C'est dommage. C'est dommage car l'interprétation par les dix danseurs du Ballet de l'Opéra national du Rhin paraît irréprochable. Par exemple, on s'est laissé troubler par la délicatesse un peu folle des digressions gestuelles qui sous-tend le grotesque des transactions entre banquiers et diplomates autour de leur table verte (premier tableau). Cette broderie ensorcelée contraste avec le tranchant accablant des martellements guerriers qui vont suivre.

Mais la chose est à ce point prémâchée, convenue, attendue, qu'on se suprit aussi à s'y ennuyer quelque peu. Ainsi en va-t-il, par exemple, des rapports de genre, où mères et compagnes éplorées entourent de leurs lamentations les valeureux soldats.

Des idées incongrues peuvent alors traverser l'esprit. On remarquait par exemple à quel point toutes ces dames de 1930 sont "voilées" sans que nul ne s'en émeuve. Puis au moment d'admirer le plastron viril dénudé des guerriers, on se dit que l'adjonction d'une femen parmi eux viendrait pile poil donner du vif à ce tableau. C'est qu'on venait de le voir en réel, quarante-huit heures auparavant, en travers de l'avancée de Donald Trump près de l'Arc de Triomphe…

C'est quand même la pièce de Bruno Bouché lui-même qu'on attendait avec le plus d'impatience. Pas moins de vingt danseuses et danseurs interprètent Fireflies. Ils sont plongés dans une atmosphère nocturne, magique et luisante, presque cristalline. Le chorégraphe semble y procéder à une grande revue de toute la potentialité gestuelle que recèle la formation dont il a pris la direction.

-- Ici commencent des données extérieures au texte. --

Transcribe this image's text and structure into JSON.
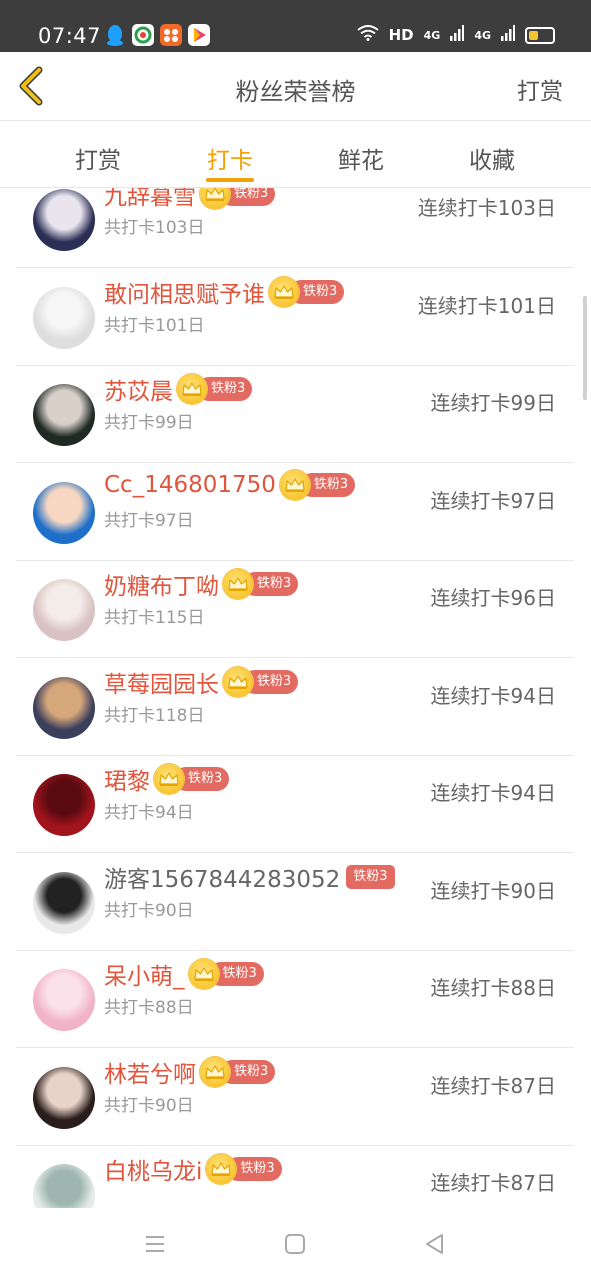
{
  "status_bar": {
    "time": "07:47",
    "network": "HD",
    "signal1": "4G",
    "signal2": "4G"
  },
  "header": {
    "title": "粉丝荣誉榜",
    "right_action": "打赏"
  },
  "tabs": [
    {
      "label": "打赏",
      "active": false
    },
    {
      "label": "打卡",
      "active": true
    },
    {
      "label": "鲜花",
      "active": false
    },
    {
      "label": "收藏",
      "active": false
    }
  ],
  "fans": [
    {
      "name": "九辞暮雪",
      "badge": "铁粉3",
      "total": "共打卡103日",
      "streak": "连续打卡103日",
      "crown": true
    },
    {
      "name": "敢问相思赋予谁",
      "badge": "铁粉3",
      "total": "共打卡101日",
      "streak": "连续打卡101日",
      "crown": true
    },
    {
      "name": "苏苡晨",
      "badge": "铁粉3",
      "total": "共打卡99日",
      "streak": "连续打卡99日",
      "crown": true
    },
    {
      "name": "Cc_146801750",
      "badge": "铁粉3",
      "total": "共打卡97日",
      "streak": "连续打卡97日",
      "crown": true
    },
    {
      "name": "奶糖布丁呦",
      "badge": "铁粉3",
      "total": "共打卡115日",
      "streak": "连续打卡96日",
      "crown": true
    },
    {
      "name": "草莓园园长",
      "badge": "铁粉3",
      "total": "共打卡118日",
      "streak": "连续打卡94日",
      "crown": true
    },
    {
      "name": "珺黎",
      "badge": "铁粉3",
      "total": "共打卡94日",
      "streak": "连续打卡94日",
      "crown": true
    },
    {
      "name": "游客1567844283052",
      "badge": "铁粉3",
      "total": "共打卡90日",
      "streak": "连续打卡90日",
      "crown": false
    },
    {
      "name": "呆小萌_",
      "badge": "铁粉3",
      "total": "共打卡88日",
      "streak": "连续打卡88日",
      "crown": true
    },
    {
      "name": "林若兮啊",
      "badge": "铁粉3",
      "total": "共打卡90日",
      "streak": "连续打卡87日",
      "crown": true
    },
    {
      "name": "白桃乌龙i",
      "badge": "铁粉3",
      "total": "",
      "streak": "连续打卡87日",
      "crown": true
    }
  ],
  "colors": {
    "accent": "#f2a104",
    "name": "#e0553c",
    "badge": "#e36a61"
  }
}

Fireflies © Agathe Poupeney

Sa pièce est un long parcours, à facettes diverses et versants contrastés. Plutôt que l'action, elle cultive une atmosphère, tendue, palpitante, dans l'attente, non sans la saveur d'une inquiétude frémissante. Mais toujours, l'élégance du geste aigu, ciselé, le trait clair et vif de la figure attentive, vient redire une croyance dans les possibles de l'écriture.

Selon des tonalités souvent lentes, réservées, silencieuses, on a parfois peiné à discerner la tension de lignes de force. Cela s'est compensé dans la patience d'une observation partagée, profondément humaine, toujours riche de promesses en attente. Toujours manifestement classique, l'écriture du geste vient se suspendre au bord des interrogations de notre temps. Il n'a pas été dit que la stratégie de Bruno Bouché soit celle des révolutions fracassantes. Il est à noter que bien plus de la moitié des effectifs actuels du Ballet de l'ONR sont de recrutement très récent. Sans doute faut-il aborder cette donnée dans une perspective de refondation.

Gérard Mayen

Spectacle vu le mardi 13 novembre 2018 à l'Opéra de Strasbourg.